The Software Devloveper, stylized as The Software DevLOVEper, is an Indian Telugu-language romantic comedy drama web series written and directed by K. Subbu. Created by Infinitum Media, the series has an ensemble cast of Shanmukh Jaswanth Kandregula, Vaishnavi Chaitanya, Pruthvi Mukka, Jhakaas Pruthvi and Iduri Sri Priya. The ten-episode series premiered on YouTube on 31 July 2020.

== Synopsis ==
A group of four people including Shannu work in a social software company when a new girl, Vaishnavi, joins their team. Shannu falls in love with Vaishnavi and tries to spend time with her, but she treats him like a friend. Later, she thought that Mr.
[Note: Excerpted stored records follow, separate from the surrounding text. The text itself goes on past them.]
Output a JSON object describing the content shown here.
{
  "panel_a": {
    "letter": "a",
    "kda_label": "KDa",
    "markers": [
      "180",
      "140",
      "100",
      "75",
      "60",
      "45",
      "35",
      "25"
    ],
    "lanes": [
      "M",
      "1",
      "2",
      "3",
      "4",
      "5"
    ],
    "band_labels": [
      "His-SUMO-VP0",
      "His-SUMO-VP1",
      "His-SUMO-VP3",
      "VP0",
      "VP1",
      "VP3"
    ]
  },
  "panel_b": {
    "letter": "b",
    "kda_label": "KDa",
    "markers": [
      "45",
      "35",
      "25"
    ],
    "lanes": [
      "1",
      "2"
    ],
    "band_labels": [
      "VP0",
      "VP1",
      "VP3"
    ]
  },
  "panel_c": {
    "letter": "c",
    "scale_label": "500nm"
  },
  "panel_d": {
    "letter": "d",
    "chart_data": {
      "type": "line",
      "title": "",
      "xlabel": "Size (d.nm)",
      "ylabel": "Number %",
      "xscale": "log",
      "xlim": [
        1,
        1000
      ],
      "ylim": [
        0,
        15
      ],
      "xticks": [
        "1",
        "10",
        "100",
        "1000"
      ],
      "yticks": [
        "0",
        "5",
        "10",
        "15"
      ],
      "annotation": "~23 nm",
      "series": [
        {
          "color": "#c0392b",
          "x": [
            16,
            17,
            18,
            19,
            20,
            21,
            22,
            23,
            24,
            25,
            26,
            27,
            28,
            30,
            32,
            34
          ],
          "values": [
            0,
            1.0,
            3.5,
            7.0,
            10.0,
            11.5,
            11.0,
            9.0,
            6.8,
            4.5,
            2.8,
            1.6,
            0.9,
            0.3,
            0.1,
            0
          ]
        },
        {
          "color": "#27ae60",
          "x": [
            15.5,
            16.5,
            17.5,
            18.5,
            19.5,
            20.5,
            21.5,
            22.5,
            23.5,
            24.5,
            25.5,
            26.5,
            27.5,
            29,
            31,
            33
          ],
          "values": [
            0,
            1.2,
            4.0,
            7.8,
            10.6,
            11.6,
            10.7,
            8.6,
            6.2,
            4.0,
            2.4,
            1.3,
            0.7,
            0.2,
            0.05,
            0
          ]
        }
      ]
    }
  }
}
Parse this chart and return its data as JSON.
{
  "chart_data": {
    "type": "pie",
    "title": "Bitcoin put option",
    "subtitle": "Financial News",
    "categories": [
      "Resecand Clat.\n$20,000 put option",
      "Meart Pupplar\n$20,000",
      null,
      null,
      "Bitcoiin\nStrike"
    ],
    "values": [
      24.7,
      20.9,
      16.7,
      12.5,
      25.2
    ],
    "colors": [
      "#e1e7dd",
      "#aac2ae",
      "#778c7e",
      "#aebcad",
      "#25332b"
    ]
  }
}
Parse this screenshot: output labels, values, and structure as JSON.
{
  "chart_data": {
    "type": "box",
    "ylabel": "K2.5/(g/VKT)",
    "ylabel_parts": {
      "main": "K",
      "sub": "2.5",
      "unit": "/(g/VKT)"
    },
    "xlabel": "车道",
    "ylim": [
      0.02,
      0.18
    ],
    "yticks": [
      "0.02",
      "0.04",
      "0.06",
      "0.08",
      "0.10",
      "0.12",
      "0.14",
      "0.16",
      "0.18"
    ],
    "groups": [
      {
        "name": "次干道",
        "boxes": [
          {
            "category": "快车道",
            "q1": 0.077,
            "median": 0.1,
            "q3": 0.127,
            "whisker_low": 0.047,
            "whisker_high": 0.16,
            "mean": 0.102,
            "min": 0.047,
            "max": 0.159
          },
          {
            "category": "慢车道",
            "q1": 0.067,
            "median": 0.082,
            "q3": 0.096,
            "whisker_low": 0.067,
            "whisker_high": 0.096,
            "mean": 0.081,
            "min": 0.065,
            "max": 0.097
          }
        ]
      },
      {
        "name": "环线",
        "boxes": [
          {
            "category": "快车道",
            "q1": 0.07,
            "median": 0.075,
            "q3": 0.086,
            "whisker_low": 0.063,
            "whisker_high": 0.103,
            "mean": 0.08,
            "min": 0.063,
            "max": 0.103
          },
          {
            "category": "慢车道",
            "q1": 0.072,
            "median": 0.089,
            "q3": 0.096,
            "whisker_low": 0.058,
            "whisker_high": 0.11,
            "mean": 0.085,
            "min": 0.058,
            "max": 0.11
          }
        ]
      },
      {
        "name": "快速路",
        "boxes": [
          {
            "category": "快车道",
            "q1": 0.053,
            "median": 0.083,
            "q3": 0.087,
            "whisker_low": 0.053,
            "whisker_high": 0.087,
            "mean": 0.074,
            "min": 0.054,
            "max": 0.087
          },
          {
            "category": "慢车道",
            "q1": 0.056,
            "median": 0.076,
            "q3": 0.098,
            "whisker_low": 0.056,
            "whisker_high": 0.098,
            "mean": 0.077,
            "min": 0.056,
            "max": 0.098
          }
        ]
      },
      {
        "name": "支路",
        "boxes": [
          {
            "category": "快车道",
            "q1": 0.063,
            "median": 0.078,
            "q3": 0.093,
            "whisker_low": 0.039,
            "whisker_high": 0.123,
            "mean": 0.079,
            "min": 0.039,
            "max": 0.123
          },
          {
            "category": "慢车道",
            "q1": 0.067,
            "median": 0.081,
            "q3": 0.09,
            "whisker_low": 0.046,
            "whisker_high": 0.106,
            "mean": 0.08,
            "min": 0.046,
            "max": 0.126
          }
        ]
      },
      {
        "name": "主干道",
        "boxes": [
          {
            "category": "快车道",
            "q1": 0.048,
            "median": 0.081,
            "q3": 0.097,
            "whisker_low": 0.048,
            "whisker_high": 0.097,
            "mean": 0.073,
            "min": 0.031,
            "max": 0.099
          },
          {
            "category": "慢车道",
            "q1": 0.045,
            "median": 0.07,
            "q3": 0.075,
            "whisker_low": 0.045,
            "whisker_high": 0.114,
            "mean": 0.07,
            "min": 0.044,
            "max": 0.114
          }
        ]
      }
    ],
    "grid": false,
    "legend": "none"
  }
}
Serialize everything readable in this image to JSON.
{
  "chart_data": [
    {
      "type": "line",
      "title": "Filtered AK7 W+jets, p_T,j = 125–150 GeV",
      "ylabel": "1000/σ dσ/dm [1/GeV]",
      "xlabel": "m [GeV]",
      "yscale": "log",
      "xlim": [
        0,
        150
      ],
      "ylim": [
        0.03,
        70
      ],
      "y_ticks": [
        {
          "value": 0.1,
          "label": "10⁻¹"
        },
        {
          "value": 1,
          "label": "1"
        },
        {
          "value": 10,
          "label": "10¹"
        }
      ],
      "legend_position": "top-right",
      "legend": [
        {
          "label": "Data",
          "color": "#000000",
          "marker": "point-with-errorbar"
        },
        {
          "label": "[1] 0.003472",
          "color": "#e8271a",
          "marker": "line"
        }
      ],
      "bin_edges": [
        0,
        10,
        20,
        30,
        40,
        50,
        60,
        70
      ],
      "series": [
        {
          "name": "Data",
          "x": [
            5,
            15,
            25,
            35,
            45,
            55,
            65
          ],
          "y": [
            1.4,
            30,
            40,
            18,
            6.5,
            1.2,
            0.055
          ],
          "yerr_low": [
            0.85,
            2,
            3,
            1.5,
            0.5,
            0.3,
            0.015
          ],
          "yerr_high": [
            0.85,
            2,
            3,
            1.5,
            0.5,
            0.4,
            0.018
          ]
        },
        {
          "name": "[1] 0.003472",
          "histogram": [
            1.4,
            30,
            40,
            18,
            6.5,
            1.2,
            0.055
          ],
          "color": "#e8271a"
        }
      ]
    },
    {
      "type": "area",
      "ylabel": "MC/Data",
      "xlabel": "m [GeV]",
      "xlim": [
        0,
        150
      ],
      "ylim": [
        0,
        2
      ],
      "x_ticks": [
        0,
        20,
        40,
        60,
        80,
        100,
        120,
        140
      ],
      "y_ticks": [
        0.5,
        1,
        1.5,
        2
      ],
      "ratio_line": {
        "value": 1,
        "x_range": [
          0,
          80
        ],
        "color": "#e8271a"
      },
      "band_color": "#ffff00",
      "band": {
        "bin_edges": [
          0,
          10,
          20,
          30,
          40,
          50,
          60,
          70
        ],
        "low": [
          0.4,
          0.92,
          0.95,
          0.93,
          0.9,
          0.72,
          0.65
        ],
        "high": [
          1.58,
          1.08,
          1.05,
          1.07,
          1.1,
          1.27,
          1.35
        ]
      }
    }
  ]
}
Shannu loves her, but when she cross checked if Shannu loves her or not, he lies that he is treating her as a friend. When he realized that she cross checked and she loves him too. He messages her that he loves her. But she hadn't seen the message, her father saw this message and took away her phone. Later Vaishnavi marries another guy. At the end, she realises that he always loved her. At the end of Season 1, it is shown that Shannu goes abroad for onsite.

== Cast ==

- Shanmukh Jaswanth Kandregula as Shanmukh "Shannu" Jaswanth
- Vaishnavi Chaitanya as Vaishnavi
- Pruthvi Mukka as DC Don
- Nagarapu Pruthvi as Marvel Manohar
- Iduri Sri Priya as Harika
- Palaparthi Sri Vidya as HR Manager Shruti
- Jaya Chandra as Manager Aravind
- Subbu K as Advisor
- Pravallika Damerla as Priya

== Production ==
In an interview to Sakshi, director Subbu said that he didn't have a plan of making the first season. He rather wrote a story that needs a basic plot. He then confirmed that the story he initially wrote will be made as the second season.

== Episodes ==

=== Season 1 (2020) ===

| No. overall | No. in season | Directed by | Written by | Original release date |
|---|---|---|---|---|
| 1 | 1 | K. Subbu | K. Subbu | July 31, 2020 |
| 2 | 2 | K. Subbu | K. Subbu | August 11, 2020 |
| 3 | 3 | K. Subbu | K. Subbu | August 21, 2020 |
| 4 | 4 | K. Subbu | K. Subbu | August 28, 2020 |
| 5 | 5 | K. Subbu | K. Subbu | September 8, 2020 |
| 6 | 6 | K. Subbu | K. Subbu | September 18, 2020 |
| 7 | 7 | K. Subbu | K. Subbu | September 25, 2020 |
| 8 | 8 | K. Subbu | K. Subbu | October 6, 2020 |
| 9 | 9 | K. Subbu | K. Subbu | October 16, 2020 |
| 10 | 10 | K. Subbu | K. Subbu | October 27, 2020 |

== Reception ==
Upon release, the first season obtained more than 158 million (15.8 crore) views combined. Karthik Keramulu of Film Companion quoted it as the "Baahubali of Telugu YouTube" but criticized the performance of Shanmukh and stated "Plus, the main problem with Shanmukh, as an actor, is that he’s not convincing enough. To put it mildly, he needs acting classes.".